My path into these fields came through building things. As a researcher at UCC’s Big Data Research Lab, I built an NLP pipeline to classify academic publications by Sustainable Development Goal — and found that every classification decision was also a decision about whose knowledge counts and how it gets organised. As a Teaching Assistant for over 300 undergraduate students, I watched learning technology fail the learners it was supposed to serve, because it had been designed for a different user in a different context. As a founder, I am working on Perimeta AI, an offline-first sovereign AI system for organisations and individuals in low-connectivity environments. Each product deepened the same question: what does it mean to design information and learning systems for people and places that most of the field’s literature does not imagine?
That question is now my research agenda. I am interested in information organisation, human information behaviour, and the design of AI-assisted systems for underrepresented contexts — particularly sub-Saharan Africa.
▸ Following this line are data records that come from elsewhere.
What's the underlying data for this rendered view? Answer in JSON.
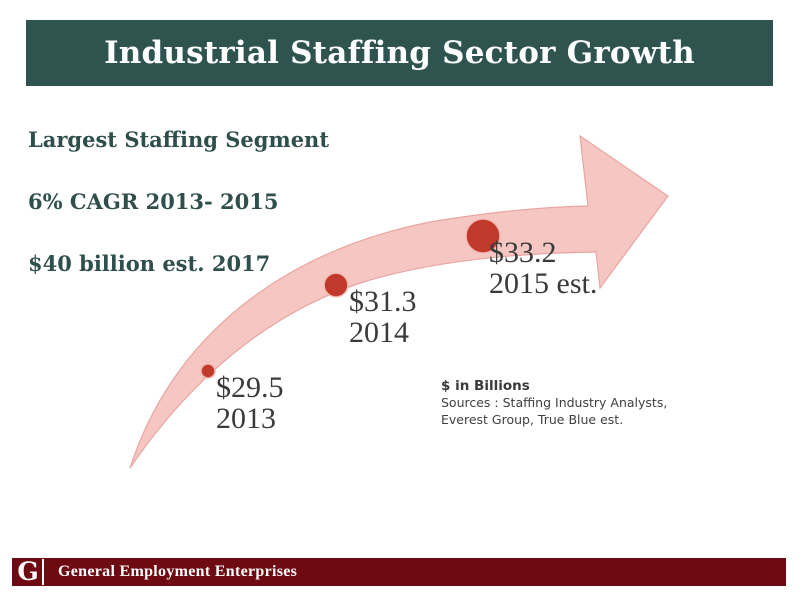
{
  "colors": {
    "title_bar": "#2f5450",
    "bullet_text": "#2f4f4c",
    "arrow_fill": "#f6c6c2",
    "arrow_stroke": "#e8a6a0",
    "dot": "#c0392b",
    "footer_bar": "#6e0b12"
  },
  "title": "Industrial Staffing Sector Growth",
  "bullets": [
    "Largest Staffing Segment",
    "6% CAGR 2013- 2015",
    "$40 billion est. 2017"
  ],
  "legend": {
    "title": "$ in Billions",
    "sources_line1": "Sources : Staffing Industry Analysts,",
    "sources_line2": "Everest Group, True Blue est."
  },
  "chart_data": {
    "type": "scatter",
    "unit": "$ in Billions",
    "points": [
      {
        "year": "2013",
        "value": 29.5,
        "label": "$29.5",
        "year_label": "2013"
      },
      {
        "year": "2014",
        "value": 31.3,
        "label": "$31.3",
        "year_label": "2014"
      },
      {
        "year": "2015",
        "value": 33.2,
        "label": "$33.2",
        "year_label": "2015 est."
      }
    ]
  },
  "footer": {
    "logo_glyph": "G",
    "company": "General Employment  Enterprises"
  }
}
I have a technical background in NLP, machine learning, RLHF, and full-stack development, alongside experience teaching, researching, and building in the Ghanaian tech ecosystem.
From Computer Science to Information Science
“CS gave me the methods. It did not give me the vocabulary to study the power embedded in those methods.”
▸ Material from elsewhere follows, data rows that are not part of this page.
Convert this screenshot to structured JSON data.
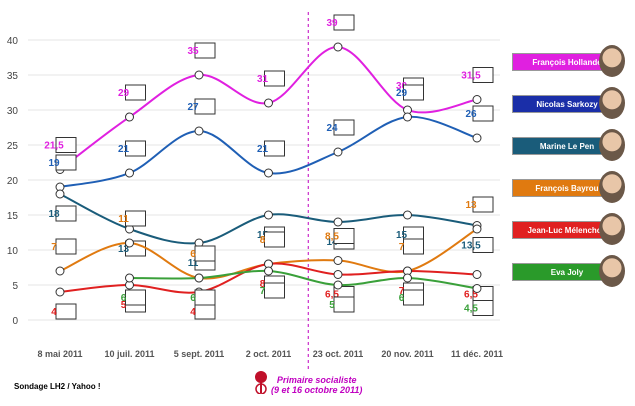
{
  "chart_data": {
    "type": "line",
    "x": [
      "8 mai 2011",
      "10 juil. 2011",
      "5 sept. 2011",
      "2 oct. 2011",
      "23 oct. 2011",
      "20 nov. 2011",
      "11 déc. 2011"
    ],
    "ylim": [
      0,
      40
    ],
    "yticks": [
      0,
      5,
      10,
      15,
      20,
      25,
      30,
      35,
      40
    ],
    "grid": true,
    "legend_position": "right",
    "series": [
      {
        "name": "François Hollande",
        "color": "#e020e0",
        "values": [
          21.5,
          29,
          35,
          31,
          39,
          30,
          31.5
        ],
        "labels": [
          "21,5",
          "29",
          "35",
          "31",
          "39",
          "30",
          "31,5"
        ]
      },
      {
        "name": "Nicolas Sarkozy",
        "color": "#1f5fb5",
        "values": [
          19,
          21,
          27,
          21,
          24,
          29,
          26
        ],
        "labels": [
          "19",
          "21",
          "27",
          "21",
          "24",
          "29",
          "26"
        ]
      },
      {
        "name": "Marine Le Pen",
        "color": "#1a5c7a",
        "values": [
          18,
          13,
          11,
          15,
          14,
          15,
          13.5
        ],
        "labels": [
          "18",
          "13",
          "11",
          "15",
          "14",
          "15",
          "13,5"
        ]
      },
      {
        "name": "François Bayrou",
        "color": "#e07a10",
        "values": [
          7,
          11,
          6,
          8,
          8.5,
          7,
          13
        ],
        "labels": [
          "7",
          "11",
          "6",
          "8",
          "8,5",
          "7",
          "13"
        ]
      },
      {
        "name": "Jean-Luc Mélenchon",
        "color": "#e02020",
        "values": [
          4,
          5,
          4,
          8,
          6.5,
          7,
          6.5
        ],
        "labels": [
          "4",
          "5",
          "4",
          "8",
          "6,5",
          "7",
          "6,5"
        ]
      },
      {
        "name": "Eva Joly",
        "color": "#3aa03a",
        "values": [
          null,
          6,
          6,
          7,
          5,
          6,
          4.5
        ],
        "labels": [
          "",
          "6",
          "6",
          "7",
          "5",
          "6",
          "4,5"
        ]
      }
    ],
    "annotation": {
      "x_between": [
        "2 oct. 2011",
        "23 oct. 2011"
      ],
      "line1": "Primaire socialiste",
      "line2": "(9 et 16 octobre 2011)",
      "color": "#c000c0"
    }
  },
  "legend": [
    {
      "label": "François Hollande",
      "bg": "#e020e0"
    },
    {
      "label": "Nicolas Sarkozy",
      "bg": "#1a2ea8"
    },
    {
      "label": "Marine Le Pen",
      "bg": "#1a5c7a"
    },
    {
      "label": "François Bayrou",
      "bg": "#e07a10"
    },
    {
      "label": "Jean-Luc Mélenchon",
      "bg": "#e02020"
    },
    {
      "label": "Eva Joly",
      "bg": "#2a9a2a"
    }
  ],
  "source": "Sondage LH2 / Yahoo !"
}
I did not arrive at Information Science from a library or a policy background. I arrived from a noisy corpus of academic text, a pipeline that kept breaking, and a question I could not answer with code alone.
At the University of Cape Coast’s Big Data Lab, I built an NLP system to classify academic publications by Sustainable Development Goal. The engineering was tractable. What was not tractable was the question underneath it: who decides which knowledge counts, which communities it reaches, and in what form? Every classification decision my system made was also a decision about whose work fits and what gets lost in the translation. Computer Science gave me no framework for that question. Information Science does.
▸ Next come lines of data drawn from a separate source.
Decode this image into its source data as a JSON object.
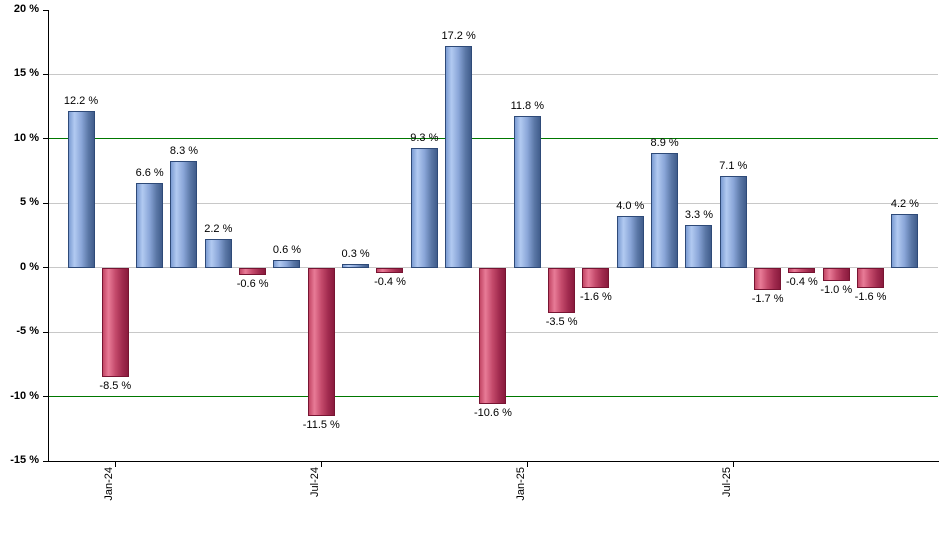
{
  "chart_data": {
    "type": "bar",
    "title": "",
    "xlabel": "",
    "ylabel": "",
    "ylim": [
      -15,
      20
    ],
    "grid": true,
    "legend": false,
    "values": [
      12.2,
      -8.5,
      6.6,
      8.3,
      2.2,
      -0.6,
      0.6,
      -11.5,
      0.3,
      -0.4,
      9.3,
      17.2,
      -10.6,
      11.8,
      -3.5,
      -1.6,
      4.0,
      8.9,
      3.3,
      7.1,
      -1.7,
      -0.4,
      -1.0,
      -1.6,
      4.2
    ],
    "value_labels": [
      "12.2 %",
      "-8.5 %",
      "6.6 %",
      "8.3 %",
      "2.2 %",
      "-0.6 %",
      "0.6 %",
      "-11.5 %",
      "0.3 %",
      "-0.4 %",
      "9.3 %",
      "17.2 %",
      "-10.6 %",
      "11.8 %",
      "-3.5 %",
      "-1.6 %",
      "4.0 %",
      "8.9 %",
      "3.3 %",
      "7.1 %",
      "-1.7 %",
      "-0.4 %",
      "-1.0 %",
      "-1.6 %",
      "4.2 %"
    ],
    "x_tick_labels": [
      {
        "index": 1,
        "label": "Jan-24"
      },
      {
        "index": 7,
        "label": "Jul-24"
      },
      {
        "index": 13,
        "label": "Jan-25"
      },
      {
        "index": 19,
        "label": "Jul-25"
      }
    ],
    "y_ticks": [
      {
        "value": 20,
        "label": "20 %"
      },
      {
        "value": 15,
        "label": "15 %"
      },
      {
        "value": 10,
        "label": "10 %"
      },
      {
        "value": 5,
        "label": "5 %"
      },
      {
        "value": 0,
        "label": "0 %"
      },
      {
        "value": -5,
        "label": "-5 %"
      },
      {
        "value": -10,
        "label": "-10 %"
      },
      {
        "value": -15,
        "label": "-15 %"
      }
    ],
    "gray_gridline_values": [
      15,
      5,
      0,
      -5
    ],
    "green_threshold_values": [
      10,
      -10
    ]
  },
  "style": {
    "background": "#ffffff",
    "axis_color": "#000000",
    "gridline_color": "#c8c8c8",
    "threshold_color": "#007800",
    "label_color": "#000000",
    "positive_bar": {
      "border": "#2e4a78",
      "gradient": [
        "#7b9cd3",
        "#b2caf1",
        "#8aa6d8",
        "#5a77a6",
        "#415d8c"
      ]
    },
    "negative_bar": {
      "border": "#771432",
      "gradient": [
        "#c34766",
        "#e87b97",
        "#c44a6b",
        "#a02a4e",
        "#8a1b3d"
      ]
    }
  }
}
Educational Technology entered the picture through teaching. As a TA for over 300 students at UCC, I watched the same concept land entirely differently depending on the student’s context, confidence, and the tools available. Most of those tools had been designed for a different student in a different place. The gap between the learning technology the field produces and the learning that actually needs to happen in Ghana is wide, and it is a research problem, not just a resource problem.
These are the two threads of my future research: information systems that work in the environments most of the literature ignores, and learning technology that is built for — not adapted to — the contexts where most of the world actually learns.